Four children’s cough and cold medicines made at a Johnson & Johnson plant shuttered because of manufacturing problems were recalled Friday, a month after different kids’ medicines made at the facility were withdrawn.
Blacksmith Brands, which sells the PediaCare cough and cold medicines made at the plant in Fort Washington, Pa., said on its website that it was issuing the recall for precautionary reasons. It said it hasn’t received any complaints or reports of side effects connected to the PediaCare products.
The new recall, which a Blacksmith Brands spokesman said affects at most 100,000 bottles, comes a day after Johnson & Johnson was grilled at a congressional hearing over manufacturing lapses at the plant and how its McNeil Consumer Healthcare unit has handled recalls of over-the-counter medicines.
The latest recall affects PediaCare’s Multi-Symptom Cold, Long Acting Cough, Decongestant, and Allergy and Cold medicines. Blacksmith Brands said it has told retailers to take the four products from store shelves and advised parents to stop using the bottles.
The four PediaCare medicines had been owned by J&J, which sold them to Blacksmith Brands in November along with several other over-the-counter consumer products. That was after regulators found several violations of good-manufacturing practices at the Fort Washington plant. The private-equity firm Charlesbank Capital Partners formed Blacksmith, of Tarrytown, N.Y., shortly before the purchase of the products. Blacksmith had long planned for two other manufacturing plants to take over production of its PediaCare products starting in July, a spokesman said.
In an interview Friday before the Blacksmith Brands announcement, Rep. Edolphus Towns (D., N.Y.), chairman of the House Oversight and Government Reform Committee, vowed to step up a probe of the J&J unit’s history of handling defective drugs, indicating the company faces protracted public scrutiny of its manufacturing problems.
Rep. Towns said he wanted to investigate McNeil’s role in a contractor’s apparent effort in late 2008 to buy up defective Motrin pills off retail shelves. Regulators discovered the contractor’s work, and the company issued a recall in July 2009.
A McNeil spokeswoman said the company also planned to look into the contractor’s work and report back to the committee.
The Oversight Committee hearing was called as a result of the McNeil unit’s recall on April 30 of certain Benadryl, Motrin, Tylenol and Zyrtec medicines for infants and children. The Food and Drug Administration says that recall, though not posing much of a safety risk, indicated systemic compliance problems inside J&J’s McNeil unit.
Mr. Towns said the committee would continue investigating the problems and also wants to examine whether the FDA needs more staff and the power to order a recall. Now, companies must volunteer to conduct a recall. The committee also wants to make sure the recent recall was aggressive enough, Rep. Towns added, expressing concern that some parents might not have gotten the message after the company announced the action late on a Friday.

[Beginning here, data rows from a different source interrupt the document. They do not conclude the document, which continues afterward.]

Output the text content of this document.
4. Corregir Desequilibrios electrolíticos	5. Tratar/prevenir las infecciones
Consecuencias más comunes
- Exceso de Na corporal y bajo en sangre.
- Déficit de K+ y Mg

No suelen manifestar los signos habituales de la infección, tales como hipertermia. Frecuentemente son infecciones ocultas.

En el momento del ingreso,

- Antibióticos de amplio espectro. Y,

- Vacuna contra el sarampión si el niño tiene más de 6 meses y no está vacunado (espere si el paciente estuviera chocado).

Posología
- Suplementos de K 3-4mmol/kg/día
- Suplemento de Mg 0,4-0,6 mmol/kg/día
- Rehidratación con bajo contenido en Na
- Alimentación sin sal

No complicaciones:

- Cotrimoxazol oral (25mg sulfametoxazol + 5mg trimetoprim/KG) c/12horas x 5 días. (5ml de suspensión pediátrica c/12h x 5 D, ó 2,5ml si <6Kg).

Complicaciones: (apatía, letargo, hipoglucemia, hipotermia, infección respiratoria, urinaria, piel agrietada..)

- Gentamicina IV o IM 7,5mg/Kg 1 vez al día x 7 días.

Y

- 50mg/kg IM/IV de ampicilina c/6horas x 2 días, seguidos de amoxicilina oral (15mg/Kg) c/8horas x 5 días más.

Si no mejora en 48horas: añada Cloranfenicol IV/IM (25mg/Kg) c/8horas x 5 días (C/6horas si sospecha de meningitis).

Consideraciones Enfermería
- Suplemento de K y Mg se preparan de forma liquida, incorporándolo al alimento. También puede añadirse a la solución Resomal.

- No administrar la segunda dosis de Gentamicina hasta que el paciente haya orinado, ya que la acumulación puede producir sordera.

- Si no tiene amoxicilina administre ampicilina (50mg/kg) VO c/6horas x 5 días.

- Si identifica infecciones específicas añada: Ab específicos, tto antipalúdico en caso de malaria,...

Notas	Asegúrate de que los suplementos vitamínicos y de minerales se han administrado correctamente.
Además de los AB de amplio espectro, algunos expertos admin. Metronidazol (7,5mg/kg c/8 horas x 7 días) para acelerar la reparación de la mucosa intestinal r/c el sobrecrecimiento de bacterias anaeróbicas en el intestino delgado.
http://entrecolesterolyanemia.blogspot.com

“We cannot take this lightly, and I want J&J to know we are not,” Rep. Towns said.
The unnamed contractor’s work involving defective Motrin emerged during the hearing when lawmakers cited FDA documents and a memo from the contractor to its workers.
The McNeil unit hired the contractor after discovering in late 2008 that some Motrin wasn’t dissolving correctly, according to the materials. The company told the FDA it had hired the contractor for statistical sampling, the FDA documents said.
Colleen Goggins, world-wide chairwoman of J&J’s consumer group, told lawmakers the New Brunswick, N.J., company kept the FDA fully informed of its actions and didn’t have “any intent to mislead or hide anything.” She said she didn’t know what the McNeil unit told the contractor to do.